The Sun Ain’t Gonna Shine Anymore
Scott Walker, Teenie-Idol der 60er Jahre und eine der faszinierendsten Persönlichkeiten des Pop, ist tot.
LONDON Scott Walker ist tot, und das ist schlimm, denn der Pop braucht dringend Charaktere wie ihn. Der 76-Jährige war ein Außenseiter, er gehört in die Reihe der weltabgewandten Genies wie Syd Barrett und Brian Wilson, und er zeigte, wie weit man gehen kann und was alles möglich ist. Genau genommen besteht das Lebenswerk von Scott Walker darin, Konsequenz als eigene Kategorie der populären Musik überhaupt erst installiert und gleichzeitig bis zum Äußersten getrieben zu haben.
Begonnen hat die Karriere des Amerikaners Mitte der 1960er Jahre, als er als Kopf der Walker Brothers auftrat, die indes weder Brüder waren, noch Walker hießen. Einen Sommer lang galt das Trio als Konkurrenz der Beatles; 1966 war das, als ihr größter Hit „The Sun Ain’t Gonna Shine Anymore“erschien. Scott Walker, der als Noel Scott Engel geboren wurde, gefiel das Leben als lockiges Teenie-Idol im Rollkragen-Pulli aber überhaupt nicht. Und so lösten sich die Walker Brothers rasch auf, und ihr Sänger ver- zog sich ins Kloster, um gregorianische Choräle zu studieren.
Ende der 1960er Jahre kehrte Walker als Solo-Künstler zurück. Seine in rascher Folge erschienenen Alben „Scott 1 – 4“gehören zu den Höhepunkten der Popgeschichte des 20. Jahrhunderts. Walker ließ sich inspirieren von der europäischen Tradition, von Chanson und Kabarett. Er coverte Jacques Brel, sang über den Film „Das siebente Siegel“von Ingmar Bergman, und vor allem „Scott 4“ist eine unglaublich tolle Platte: eleganter, symphonischer Erwachsenen-Pop, der David Bowie inspirierte, Jarvis Cocker von Pulp niederknien ließ und Thom Yorke von Radiohead zum Maßstab wurde. Das Problem: Das Album fand kaum Käufer, es gilt heute zwar als Klassiker, war zu seiner Zeit aber ein Flop. Seinen wirtschaftlichen Erfolg kommentierte Walker selbstironisch: „Ich bin wie Orson Welles: Man will mit mir Mittag essen, aber niemand will den Film finanzieren.“
In den 1970ern wurden die Walker Brothers reaktiviert, und ihr letztes Album „Nite Flights“(1978) deutete an, wohin sich Scott Walker entwickeln würde: düstere Stücke, die über den Gesetzen des Populären schweben. Von 1983 an veröffentlichte er dann solo und im Zehn-Jahres-Takt die Einzelteile einer Trilogie über menschliche Abgründe, Pest und Krieg: zuerst „Climate Of Hunter“(das im Katalog der Plattenfirma Virgin als das am schlechtesten verkaufte Album gilt), dann „Tilt“und „The Drift“. Das ist schwarze, düstere, ja: opake Musik. Hieronymus Bosch und Samuel Beckett standen Pate. Da ist die Rede von Claretta Petacci, der Mussolini-Geliebten, die um ihre Hinrichtung bettelt. Elvis Presleys totgeborener Zwillingsbruder Jesse Garon Presley kommt zu Wort. Auch Joseph Beuys hat einen Auftritt. Esel und Enten schreien dazu, Heuschrecken-Schwärme summen. Walker presst seinen Bariton zu einem winselnden Tenor, und zumindest „The Drift“hört man komplett wahrscheinlich nur einmal in seinem Leben. Zu mehr reicht die Kraft nicht.

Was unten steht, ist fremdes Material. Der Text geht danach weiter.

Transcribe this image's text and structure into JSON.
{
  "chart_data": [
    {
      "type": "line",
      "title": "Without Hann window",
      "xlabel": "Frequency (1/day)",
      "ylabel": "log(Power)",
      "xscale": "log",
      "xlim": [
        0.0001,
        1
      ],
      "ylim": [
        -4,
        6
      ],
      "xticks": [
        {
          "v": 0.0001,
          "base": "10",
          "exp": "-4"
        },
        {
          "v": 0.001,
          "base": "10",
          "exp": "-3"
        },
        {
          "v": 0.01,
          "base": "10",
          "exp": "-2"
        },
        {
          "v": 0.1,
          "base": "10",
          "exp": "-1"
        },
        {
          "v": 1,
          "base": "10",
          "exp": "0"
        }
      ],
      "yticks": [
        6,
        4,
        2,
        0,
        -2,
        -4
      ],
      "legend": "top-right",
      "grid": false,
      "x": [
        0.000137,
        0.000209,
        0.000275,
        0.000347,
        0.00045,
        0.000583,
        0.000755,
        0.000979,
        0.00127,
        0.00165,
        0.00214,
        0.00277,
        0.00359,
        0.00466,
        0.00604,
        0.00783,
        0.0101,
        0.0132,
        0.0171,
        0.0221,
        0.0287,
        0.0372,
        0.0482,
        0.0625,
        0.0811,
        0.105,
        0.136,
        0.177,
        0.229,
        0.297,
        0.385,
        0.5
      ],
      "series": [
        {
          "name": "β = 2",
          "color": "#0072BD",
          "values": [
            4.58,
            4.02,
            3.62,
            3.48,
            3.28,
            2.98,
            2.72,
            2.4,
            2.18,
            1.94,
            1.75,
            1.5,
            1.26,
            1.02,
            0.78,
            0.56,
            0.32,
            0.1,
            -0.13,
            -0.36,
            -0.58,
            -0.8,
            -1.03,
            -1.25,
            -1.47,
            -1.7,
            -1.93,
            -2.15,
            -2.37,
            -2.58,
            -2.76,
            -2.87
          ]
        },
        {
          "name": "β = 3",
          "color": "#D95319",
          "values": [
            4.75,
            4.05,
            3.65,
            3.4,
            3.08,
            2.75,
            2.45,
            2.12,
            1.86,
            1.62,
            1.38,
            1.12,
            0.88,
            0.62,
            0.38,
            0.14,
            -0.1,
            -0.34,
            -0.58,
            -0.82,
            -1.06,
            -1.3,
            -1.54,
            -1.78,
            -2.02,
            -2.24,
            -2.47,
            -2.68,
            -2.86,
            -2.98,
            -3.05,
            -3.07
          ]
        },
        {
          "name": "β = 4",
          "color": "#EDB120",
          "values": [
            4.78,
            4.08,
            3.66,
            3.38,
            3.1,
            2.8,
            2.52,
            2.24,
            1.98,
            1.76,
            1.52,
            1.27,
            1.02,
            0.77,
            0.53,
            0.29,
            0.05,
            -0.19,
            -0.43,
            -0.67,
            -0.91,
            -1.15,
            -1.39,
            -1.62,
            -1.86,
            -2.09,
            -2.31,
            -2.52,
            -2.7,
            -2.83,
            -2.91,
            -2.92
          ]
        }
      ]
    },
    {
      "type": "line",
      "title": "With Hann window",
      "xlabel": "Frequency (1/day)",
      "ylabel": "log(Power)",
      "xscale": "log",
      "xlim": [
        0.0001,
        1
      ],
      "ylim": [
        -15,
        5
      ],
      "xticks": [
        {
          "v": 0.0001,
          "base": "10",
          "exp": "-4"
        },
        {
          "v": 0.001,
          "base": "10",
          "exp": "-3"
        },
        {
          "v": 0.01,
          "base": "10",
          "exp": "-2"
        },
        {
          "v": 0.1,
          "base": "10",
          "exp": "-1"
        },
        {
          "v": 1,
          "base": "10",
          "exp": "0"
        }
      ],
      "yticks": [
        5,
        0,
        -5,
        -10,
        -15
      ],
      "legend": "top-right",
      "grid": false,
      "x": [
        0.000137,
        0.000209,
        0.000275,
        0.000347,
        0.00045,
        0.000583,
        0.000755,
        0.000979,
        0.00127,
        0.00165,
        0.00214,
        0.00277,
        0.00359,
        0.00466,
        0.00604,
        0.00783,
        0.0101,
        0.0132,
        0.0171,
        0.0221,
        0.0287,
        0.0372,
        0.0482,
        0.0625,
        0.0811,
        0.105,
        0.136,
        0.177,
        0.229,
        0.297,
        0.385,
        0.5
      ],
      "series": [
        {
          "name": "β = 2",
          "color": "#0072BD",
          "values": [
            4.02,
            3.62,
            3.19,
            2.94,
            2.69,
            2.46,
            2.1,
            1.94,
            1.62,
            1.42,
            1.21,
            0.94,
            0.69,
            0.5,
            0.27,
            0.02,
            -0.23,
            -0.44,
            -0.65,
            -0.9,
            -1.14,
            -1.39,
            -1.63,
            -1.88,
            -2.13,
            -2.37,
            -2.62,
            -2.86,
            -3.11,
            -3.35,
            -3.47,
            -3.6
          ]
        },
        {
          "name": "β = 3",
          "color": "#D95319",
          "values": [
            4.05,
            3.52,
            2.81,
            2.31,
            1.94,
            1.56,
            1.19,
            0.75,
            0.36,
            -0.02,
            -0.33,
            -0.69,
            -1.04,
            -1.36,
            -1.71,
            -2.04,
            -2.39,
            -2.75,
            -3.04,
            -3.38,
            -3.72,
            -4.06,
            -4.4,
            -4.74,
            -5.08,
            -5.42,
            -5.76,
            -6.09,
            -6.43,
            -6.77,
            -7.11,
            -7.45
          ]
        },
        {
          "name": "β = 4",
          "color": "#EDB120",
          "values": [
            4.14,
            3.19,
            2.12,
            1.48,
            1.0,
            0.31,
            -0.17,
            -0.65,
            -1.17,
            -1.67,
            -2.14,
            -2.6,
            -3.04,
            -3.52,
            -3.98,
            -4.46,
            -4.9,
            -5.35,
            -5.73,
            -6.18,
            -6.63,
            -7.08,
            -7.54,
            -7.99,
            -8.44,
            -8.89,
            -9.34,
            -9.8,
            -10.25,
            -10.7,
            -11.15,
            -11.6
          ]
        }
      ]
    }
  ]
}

Das eine Hören wird man jedoch nie vergessen. Es tut weh, aber man findet darin auch schroffe Schönheit und Inspiration. Scott Walker wandelte sich zum Musik-Denker, zum Forscher des Abwegigen, zum Virtuosen des Unbedingt und Darüber-Hinaus. Seine Produktionen vermittelten eine Ahnung von etwas Neuem.
40 Jahre ist er so gut wie nie aufgetreten, es gab wenige Fotos von ihm, er war ein öffentliches Phantom. Nun ist er der Welt endgültig abhandengekommen.